Richard Lloyd

There was more evidence last week of ongoing challenges for patent licensing when two giants of the tech world published their latest quarterly results.

On Thursday, Microsoft announced its numbers for the second quarter of its 2017 financial year, with a huge jump in revenues for its cloud business and the first contribution to the top line from the recently acquired LinkedIn among the highlights. Patent licensing, though, did not fare so well, as the software giant saw a 25% decline in revenues due to a drop in licensed units and licence revenue per unit.

As we have seen in other recent quarters, Microsoft’s royalty stream is slowing thanks to falling smartphone sales and decreases in the average price of a device. The Redmond-based tech company doesn’t split out the numbers for it IP business, so we don’t know exactly how much it brings in, but it is understood to have been as high as between $2 billion and $3 billion.

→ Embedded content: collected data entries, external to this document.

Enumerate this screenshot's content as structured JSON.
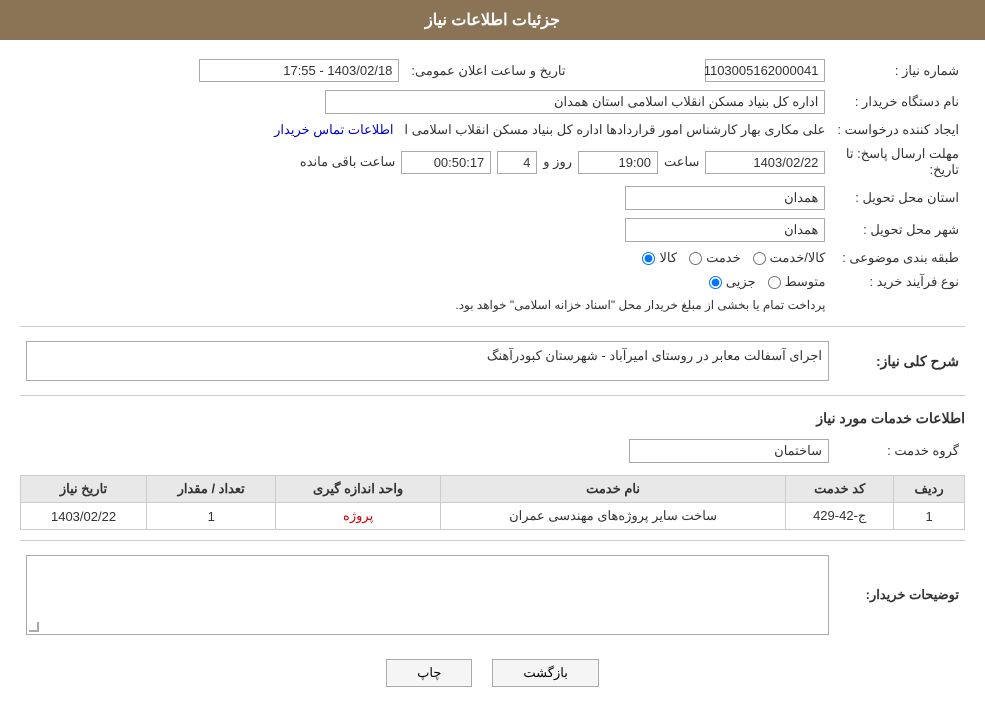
{
  "header": {
    "title": "جزئیات اطلاعات نیاز"
  },
  "fields": {
    "need_number_label": "شماره نیاز :",
    "need_number_value": "1103005162000041",
    "buyer_org_label": "نام دستگاه خریدار :",
    "buyer_org_value": "اداره کل بنیاد مسکن انقلاب اسلامی استان همدان",
    "requester_label": "ایجاد کننده درخواست :",
    "requester_name": "علی مکاری بهار کارشناس امور قراردادها اداره کل بنیاد مسکن انقلاب اسلامی ا",
    "requester_link": "اطلاعات تماس خریدار",
    "deadline_label": "مهلت ارسال پاسخ: تا تاریخ:",
    "date_value": "1403/02/22",
    "time_label": "ساعت",
    "time_value": "19:00",
    "days_label": "روز و",
    "days_value": "4",
    "remaining_label": "ساعت باقی مانده",
    "remaining_value": "00:50:17",
    "public_announce_label": "تاریخ و ساعت اعلان عمومی:",
    "public_announce_value": "1403/02/18 - 17:55",
    "province_label": "استان محل تحویل :",
    "province_value": "همدان",
    "city_label": "شهر محل تحویل :",
    "city_value": "همدان",
    "category_label": "طبقه بندی موضوعی :",
    "radio_kala": "کالا",
    "radio_khedmat": "خدمت",
    "radio_kala_khedmat": "کالا/خدمت",
    "purchase_type_label": "نوع فرآیند خرید :",
    "radio_jozvi": "جزیی",
    "radio_motevaset": "متوسط",
    "purchase_note": "پرداخت تمام یا بخشی از مبلغ خریدار محل \"اسناد خزانه اسلامی\" خواهد بود.",
    "general_desc_label": "شرح کلی نیاز:",
    "general_desc_value": "اجرای آسفالت معابر در روستای امیرآباد - شهرستان کبودرآهنگ",
    "services_section_label": "اطلاعات خدمات مورد نیاز",
    "service_group_label": "گروه خدمت :",
    "service_group_value": "ساختمان",
    "table": {
      "col_row": "ردیف",
      "col_code": "کد خدمت",
      "col_name": "نام خدمت",
      "col_unit": "واحد اندازه گیری",
      "col_count": "تعداد / مقدار",
      "col_date": "تاریخ نیاز",
      "rows": [
        {
          "row": "1",
          "code": "ج-42-429",
          "name": "ساخت سایر پروژه‌های مهندسی عمران",
          "unit": "پروژه",
          "count": "1",
          "date": "1403/02/22"
        }
      ]
    },
    "buyer_desc_label": "توضیحات خریدار:",
    "buyer_desc_value": ""
  },
  "buttons": {
    "print": "چاپ",
    "back": "بازگشت"
  },
  "colors": {
    "header_bg": "#8b7355",
    "link_blue": "#0000cc",
    "link_red": "#cc0000"
  }
}
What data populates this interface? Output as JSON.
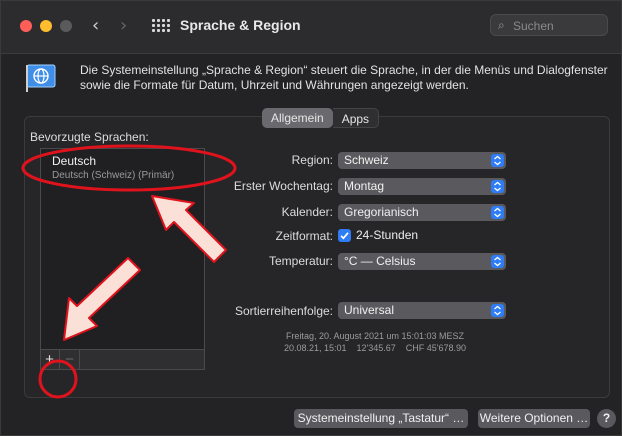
{
  "window": {
    "title": "Sprache & Region",
    "search_placeholder": "Suchen"
  },
  "description": "Die Systemeinstellung „Sprache & Region“ steuert die Sprache, in der die Menüs und Dialogfenster sowie die Formate für Datum, Uhrzeit und Währungen angezeigt werden.",
  "tabs": [
    {
      "label": "Allgemein",
      "active": true
    },
    {
      "label": "Apps",
      "active": false
    }
  ],
  "languages": {
    "heading": "Bevorzugte Sprachen:",
    "items": [
      {
        "name": "Deutsch",
        "detail": "Deutsch (Schweiz) (Primär)"
      }
    ],
    "add_label": "+",
    "remove_label": "−"
  },
  "settings": {
    "region": {
      "label": "Region:",
      "value": "Schweiz"
    },
    "first_weekday": {
      "label": "Erster Wochentag:",
      "value": "Montag"
    },
    "calendar": {
      "label": "Kalender:",
      "value": "Gregorianisch"
    },
    "time_format": {
      "label": "Zeitformat:",
      "value": "24-Stunden",
      "checked": true
    },
    "temperature": {
      "label": "Temperatur:",
      "value": "°C — Celsius"
    },
    "sort_order": {
      "label": "Sortierreihenfolge:",
      "value": "Universal"
    }
  },
  "sample": {
    "line1": "Freitag, 20. August 2021 um 15:01:03 MESZ",
    "line2": "20.08.21, 15:01    12'345.67    CHF 45'678.90"
  },
  "footer": {
    "keyboard_button": "Systemeinstellung „Tastatur“ …",
    "more_options_button": "Weitere Optionen …",
    "help_label": "?"
  },
  "colors": {
    "accent": "#2f7df6",
    "annotation": "#e0131c",
    "arrow_fill": "#fbe0d8"
  },
  "icons": {
    "flag": "flag-globe-icon",
    "search": "search-icon",
    "grid": "grid-icon",
    "back": "chevron-left-icon",
    "forward": "chevron-right-icon"
  }
}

In other words, licensing is important for Microsoft (especially with regards to overall profitability), but it is not as a critical determinant of the company’s fortunes as it can be for others. Plus, as we have seen under new CEO Satya Nadella, the Windows giant has changed tack as its looks to forge new and develop existing business relationships, of which licensing agreements can be a useful part.

For Ericsson, the other major licensor to announce its quarterly numbers last week, the story is slightly different. As with Microsoft, the Swedish company saw a sharp decline in its licensing business as revenues fell SEK5.5 billion ($622 million) year-on-year. Last year’s numbers were boosted by a major deal with Apple and so without a similar headline deal in Q4 2016 (Ericsson accounts on a calendar year basis) some fall was perhaps expected.

But Ericsson also provided the market with some guidance for its future business. On a call with analysts CFO Carl Mellander referred to a “baseline based on the current contract portfolio of SEK7 billion ($791 million) on an annual basis”.

That guidance is significant as Ericsson – along with a handful of others like Microsoft – is one of the few businesses to have brought in more than $1 billion from patent licensing in a year. The company’s numbers don’t mean that it is not going to pass the $1 billion mark again – another blockbuster deal along the lines of the Apple one would certainly help – but at a time of transition in the mobile space, before 5G technology and the Internet of Things (IoT) fully develop, the message to the market was that ten-figure licensing returns shouldn’t be regarded as a given.

Commenting on future prospects, CEO Börje Ekholm did offer some hope. “The IPR market continues to shift and we see the future growth potential to be emerging markets and emerging device vendors as well as new licensing platforms,” he said during the earnings call. Such a comment was presumably a reference to the new IoT platform Avanci, headed by former CIPO Kasim Alfalahi. For Ericsson and the other companies backing it, it looks increasingly important that Avanci starts to pay off.